Home Insurance Surge Looms in Five States as Super El Niño Approaches

Super El Niño is bearing down on five US states, and homeowners are about to feel the heat — in their insurance bills. The National Oceanic and Atmospheric Administration (NOAA) predicts the phenomenon will emerge between May and July 2026, lasting through winter. For residents of California, Florida, Texas, New York, and Washington, the storm isn't just meteorological: it's financial.
The Big Picture
Meteorologists agree that Super El Niño will hit these five states hardest, where extreme weather patterns are already driving up insurance claims. Brad Sawyer, senior vice president and risk advisory leader at Marsh McLennan Agency in Dallas, warns: "In these 'hot zone' states, El Niño–related weather means more frequent and more severe claims and increasing rates." This isn't an isolated event: it compounds an affordability crisis in the insurance market that already affects millions of Americans.
In California, heavy rains increase the risk of flooding, mudslides, and debris flows in wildfire burn scars.
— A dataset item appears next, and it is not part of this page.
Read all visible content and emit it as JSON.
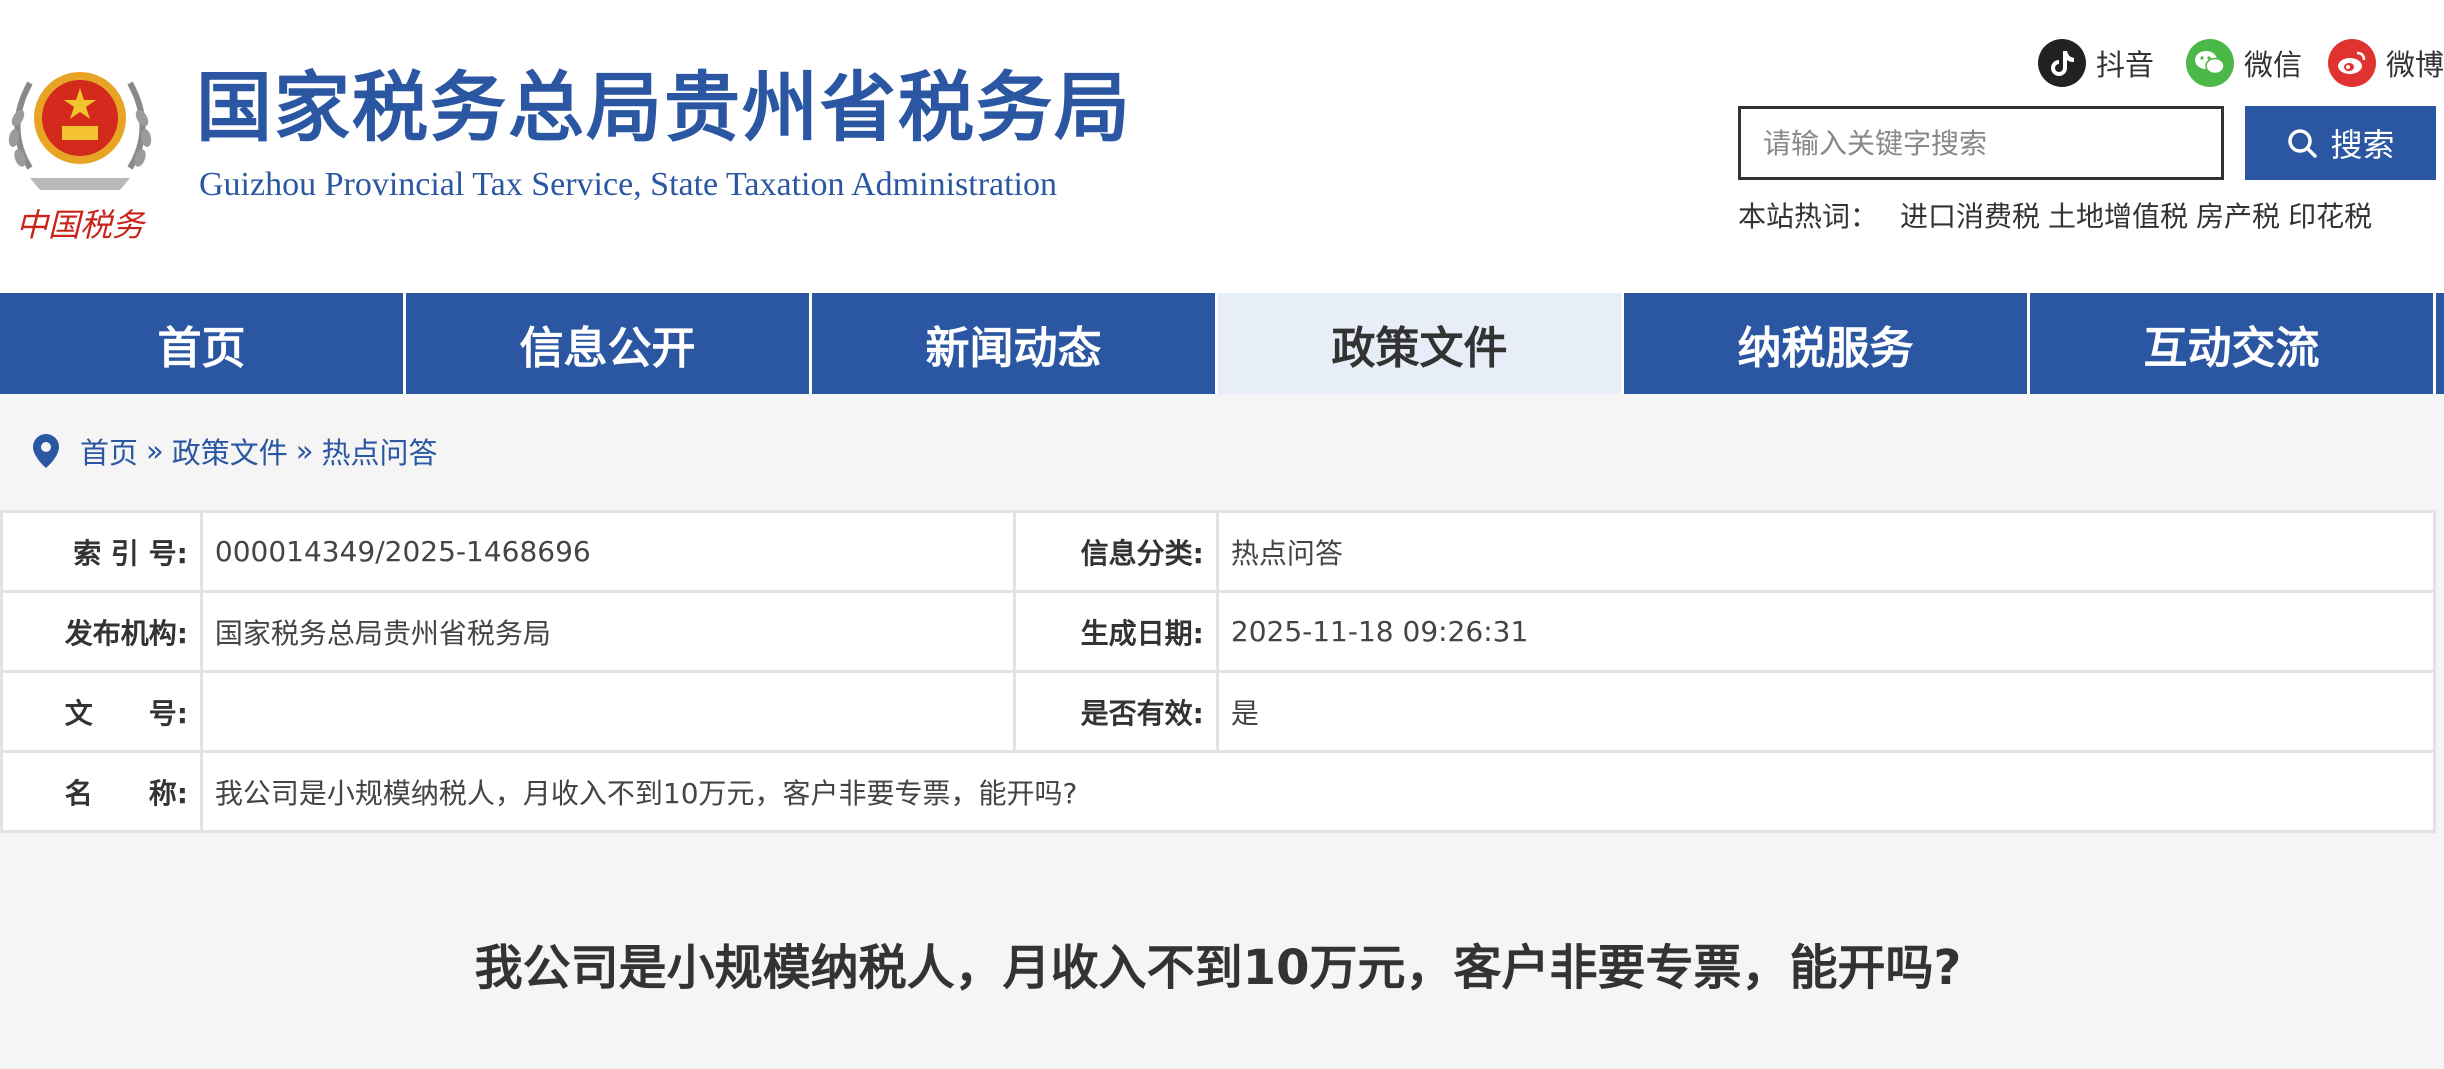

Sawyer notes that "due to the increased wildfire risk in California, more frequent and severe claims as well as higher home insurance rates are a given." The state already struggles with limited insurance availability in high-risk wildfire zones, with some companies capping new business or exiting entirely. The combination of historic wildfires and now Super El Niño creates a compound risk scenario that insurers are urgently reassessing.